Blue hydrogen is considered relatively environmentally friendly, but the steps to creating it are a bit counterintuitive. It requires a process called steam methane reforming (SMR), which burns natural gas as its energy source. However, emissions are ultimately minimal because it catches excess carbon before it escapes into the atmosphere. One drawback is that some methane, a potent greenhouse gas, is released as a result. Carbon capture technology is also still in early stages of development and therefore is relatively inefficient, though it’s expected to improve with time.

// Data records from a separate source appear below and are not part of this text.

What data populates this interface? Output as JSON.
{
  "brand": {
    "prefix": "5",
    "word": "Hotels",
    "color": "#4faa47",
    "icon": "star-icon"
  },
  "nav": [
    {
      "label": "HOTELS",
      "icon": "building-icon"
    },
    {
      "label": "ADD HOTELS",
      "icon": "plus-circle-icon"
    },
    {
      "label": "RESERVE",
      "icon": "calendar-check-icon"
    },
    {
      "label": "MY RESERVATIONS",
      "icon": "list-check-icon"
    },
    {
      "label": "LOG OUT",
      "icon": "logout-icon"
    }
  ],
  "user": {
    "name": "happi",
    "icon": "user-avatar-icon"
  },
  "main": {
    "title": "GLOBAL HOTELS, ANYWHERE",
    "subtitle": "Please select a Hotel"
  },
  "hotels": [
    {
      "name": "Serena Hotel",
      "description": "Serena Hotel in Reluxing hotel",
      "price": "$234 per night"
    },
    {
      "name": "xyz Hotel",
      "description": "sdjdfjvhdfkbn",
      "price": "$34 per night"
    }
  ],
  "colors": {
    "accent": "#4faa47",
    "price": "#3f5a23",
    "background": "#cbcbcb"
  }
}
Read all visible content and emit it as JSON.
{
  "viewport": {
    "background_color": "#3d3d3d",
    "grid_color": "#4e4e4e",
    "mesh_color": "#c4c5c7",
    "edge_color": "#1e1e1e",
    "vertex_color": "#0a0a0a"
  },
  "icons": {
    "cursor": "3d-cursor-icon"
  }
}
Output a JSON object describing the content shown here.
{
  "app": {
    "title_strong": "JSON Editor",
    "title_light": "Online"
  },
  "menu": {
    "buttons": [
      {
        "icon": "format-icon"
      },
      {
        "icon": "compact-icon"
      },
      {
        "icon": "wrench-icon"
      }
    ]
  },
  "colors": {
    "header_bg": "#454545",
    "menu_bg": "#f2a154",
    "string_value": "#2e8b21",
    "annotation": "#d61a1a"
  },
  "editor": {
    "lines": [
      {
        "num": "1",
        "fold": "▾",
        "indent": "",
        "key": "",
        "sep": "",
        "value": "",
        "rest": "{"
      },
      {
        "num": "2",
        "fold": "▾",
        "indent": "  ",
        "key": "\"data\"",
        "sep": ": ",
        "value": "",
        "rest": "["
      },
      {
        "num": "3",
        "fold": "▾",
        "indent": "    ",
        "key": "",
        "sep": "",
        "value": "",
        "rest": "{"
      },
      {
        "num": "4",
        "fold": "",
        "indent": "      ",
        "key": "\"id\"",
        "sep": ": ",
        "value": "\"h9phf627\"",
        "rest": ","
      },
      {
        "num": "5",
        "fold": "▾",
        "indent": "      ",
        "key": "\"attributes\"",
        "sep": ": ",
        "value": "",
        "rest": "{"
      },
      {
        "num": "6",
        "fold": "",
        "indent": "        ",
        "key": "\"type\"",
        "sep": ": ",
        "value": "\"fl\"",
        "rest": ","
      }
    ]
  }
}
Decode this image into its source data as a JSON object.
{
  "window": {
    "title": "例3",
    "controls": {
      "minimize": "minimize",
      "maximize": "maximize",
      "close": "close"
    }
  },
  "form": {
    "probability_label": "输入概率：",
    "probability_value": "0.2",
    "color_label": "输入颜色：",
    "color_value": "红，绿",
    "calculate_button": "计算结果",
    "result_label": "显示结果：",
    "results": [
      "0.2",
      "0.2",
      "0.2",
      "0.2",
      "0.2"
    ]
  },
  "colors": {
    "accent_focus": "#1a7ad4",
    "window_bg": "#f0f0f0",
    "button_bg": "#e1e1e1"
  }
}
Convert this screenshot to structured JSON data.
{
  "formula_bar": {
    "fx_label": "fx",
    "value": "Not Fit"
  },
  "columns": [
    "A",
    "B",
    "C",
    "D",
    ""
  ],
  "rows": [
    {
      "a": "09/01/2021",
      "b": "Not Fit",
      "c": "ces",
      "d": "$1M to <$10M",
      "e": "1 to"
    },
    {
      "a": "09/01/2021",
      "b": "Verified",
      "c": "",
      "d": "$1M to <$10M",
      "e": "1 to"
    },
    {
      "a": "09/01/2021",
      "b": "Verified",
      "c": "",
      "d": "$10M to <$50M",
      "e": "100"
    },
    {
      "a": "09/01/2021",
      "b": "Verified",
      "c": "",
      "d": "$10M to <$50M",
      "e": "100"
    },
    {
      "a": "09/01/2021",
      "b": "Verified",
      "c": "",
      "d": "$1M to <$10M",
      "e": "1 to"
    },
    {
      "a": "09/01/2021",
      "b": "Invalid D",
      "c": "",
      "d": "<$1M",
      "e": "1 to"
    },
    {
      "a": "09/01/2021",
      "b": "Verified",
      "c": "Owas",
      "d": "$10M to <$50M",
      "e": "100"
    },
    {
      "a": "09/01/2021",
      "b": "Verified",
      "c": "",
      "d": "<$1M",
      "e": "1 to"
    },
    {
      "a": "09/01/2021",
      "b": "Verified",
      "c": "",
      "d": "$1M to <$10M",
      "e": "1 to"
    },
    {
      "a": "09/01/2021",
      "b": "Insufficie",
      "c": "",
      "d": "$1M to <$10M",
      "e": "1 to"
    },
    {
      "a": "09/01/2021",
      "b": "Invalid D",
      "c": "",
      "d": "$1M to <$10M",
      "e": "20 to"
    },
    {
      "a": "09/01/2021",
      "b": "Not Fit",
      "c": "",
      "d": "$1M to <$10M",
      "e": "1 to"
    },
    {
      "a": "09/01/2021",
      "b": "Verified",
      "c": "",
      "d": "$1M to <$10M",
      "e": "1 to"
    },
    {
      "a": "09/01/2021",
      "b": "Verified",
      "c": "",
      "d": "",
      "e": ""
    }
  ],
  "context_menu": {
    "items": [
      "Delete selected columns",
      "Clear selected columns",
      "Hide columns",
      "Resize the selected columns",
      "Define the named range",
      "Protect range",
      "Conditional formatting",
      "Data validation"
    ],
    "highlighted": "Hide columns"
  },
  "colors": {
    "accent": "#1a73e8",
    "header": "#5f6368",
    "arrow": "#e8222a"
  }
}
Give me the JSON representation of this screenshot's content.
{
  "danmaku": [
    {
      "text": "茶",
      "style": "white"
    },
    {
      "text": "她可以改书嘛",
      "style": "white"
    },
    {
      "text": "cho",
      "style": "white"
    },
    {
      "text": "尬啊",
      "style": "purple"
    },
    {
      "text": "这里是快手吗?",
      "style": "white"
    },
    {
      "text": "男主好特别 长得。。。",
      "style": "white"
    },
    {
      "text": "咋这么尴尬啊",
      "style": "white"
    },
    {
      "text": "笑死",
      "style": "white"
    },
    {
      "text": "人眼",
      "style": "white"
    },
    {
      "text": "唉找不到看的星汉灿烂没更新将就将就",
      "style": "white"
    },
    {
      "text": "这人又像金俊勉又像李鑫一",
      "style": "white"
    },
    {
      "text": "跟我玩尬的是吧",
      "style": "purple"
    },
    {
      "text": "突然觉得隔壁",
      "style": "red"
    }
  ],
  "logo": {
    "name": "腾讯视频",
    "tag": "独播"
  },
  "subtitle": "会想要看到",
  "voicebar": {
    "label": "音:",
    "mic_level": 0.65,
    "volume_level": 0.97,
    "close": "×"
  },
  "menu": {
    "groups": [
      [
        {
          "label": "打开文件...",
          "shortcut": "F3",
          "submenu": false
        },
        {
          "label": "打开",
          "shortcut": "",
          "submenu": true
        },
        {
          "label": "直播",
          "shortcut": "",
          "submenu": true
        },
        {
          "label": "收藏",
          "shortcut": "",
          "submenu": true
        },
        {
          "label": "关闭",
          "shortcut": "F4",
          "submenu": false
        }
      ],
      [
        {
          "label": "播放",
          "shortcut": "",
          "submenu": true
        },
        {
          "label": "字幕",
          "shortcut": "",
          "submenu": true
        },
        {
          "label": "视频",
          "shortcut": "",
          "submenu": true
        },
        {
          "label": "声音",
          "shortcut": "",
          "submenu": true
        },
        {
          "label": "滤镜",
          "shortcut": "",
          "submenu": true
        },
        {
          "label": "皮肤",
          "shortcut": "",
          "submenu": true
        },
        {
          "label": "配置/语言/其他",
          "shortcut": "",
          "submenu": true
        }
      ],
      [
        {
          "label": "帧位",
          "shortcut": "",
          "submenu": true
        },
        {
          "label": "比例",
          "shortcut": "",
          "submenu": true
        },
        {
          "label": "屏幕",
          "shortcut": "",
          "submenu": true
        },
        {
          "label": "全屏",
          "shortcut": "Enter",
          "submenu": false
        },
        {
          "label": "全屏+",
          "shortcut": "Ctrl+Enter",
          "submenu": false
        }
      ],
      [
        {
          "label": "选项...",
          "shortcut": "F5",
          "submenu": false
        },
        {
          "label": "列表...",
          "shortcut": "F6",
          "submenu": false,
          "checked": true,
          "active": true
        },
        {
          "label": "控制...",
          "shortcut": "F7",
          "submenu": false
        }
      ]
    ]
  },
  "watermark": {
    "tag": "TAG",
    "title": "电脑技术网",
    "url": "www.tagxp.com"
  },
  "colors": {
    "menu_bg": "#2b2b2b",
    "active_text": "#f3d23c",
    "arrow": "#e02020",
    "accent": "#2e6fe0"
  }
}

Gray hydrogen, the most common type of hydrogen today, uses the same initial steps as blue hydrogen but without the carbon capture stage. This difference results in gray hydrogen emitting about five times as much carbon into the atmosphere. Blue hydrogen currently accounts for less than 1% of total hydrogen, but that could increase significantly if carbon capture systems are added to existing gray hydrogen facilities. Santos sees blue hydrogen as another possible low-carbon alternative until green hydrogen becomes more common. 

Turquoise hydrogen

Like blue hydrogen, the production of turquoise hydrogen is powered by natural gas. However, it can also be classified as a low-carbon option because the resulting byproduct is a solid form of carbon rather than a gas. Solid carbon can later be sold and used for industrial purposes like tire manufacturing. There aren’t currently any facilities making turquoise hydrogen, but several are under development. This method will require further testing before it can be used extensively. The price is expected to be considerably lower than green hydrogen—around $2 per kilogram.

Aqua hydrogen

In Canada, scientists have discovered a method of extracting natural hydrogen from oil sands and conventional oil fields that’s now termed aqua hydrogen. Santos says this process is interesting from a research perspective, but it’s unlikely to make a significant global impact and therefore shouldn’t be given the same weight as the other low-carbon options.

White hydrogen

Sometimes called gold hydrogen, this form is naturally occurring in continental crust; oceanic crust; or in volcanic gasses, geysers, and hydrothermal systems. There has been limited research on this form of hydrogen, and experts aren’t sure just how much of it there is. There also aren’t any current strategies to harvest this hydrogen. But because procuring white hydrogen would be carbon-free and require minimal infrastructure, Santos’ research posits that a hydrogen economy based on a combination of white and green might be the best answer for the transition to a carbon-free society.

Gray hydrogen

About 80% of all hydrogen currently produced is gray, which burns natural gas to power SMR. During SMR, carbon dioxide is released into the atmosphere. Environmentally, this method is quite bad, but it still only generates half of the emissions that burning coal for black or brown hydrogen does. Gray hydrogen is also the most cost-effective approach.

Brown and black hydrogen

Black and brown hydrogen are the least environmentally friendly; both are produced by burning coal. According to Santos’ report, this generates “as much CO2 as burning the source fuel would have in the first place,” or about 20 kilograms of carbon for every kilogram of black and brown hydrogen. This option is the second cheapest at $1.2 to $2 per kilogram. It’s also the second-most common, making up nearly 20% of global production. 

That means gray, brown, and black hydrogen—the worst forms for the planet—currently make up nearly 100% of the hydrogen market. In order to move away from these methods and toward low-carbon options, governments around the world need to make significant investments in renewable energy.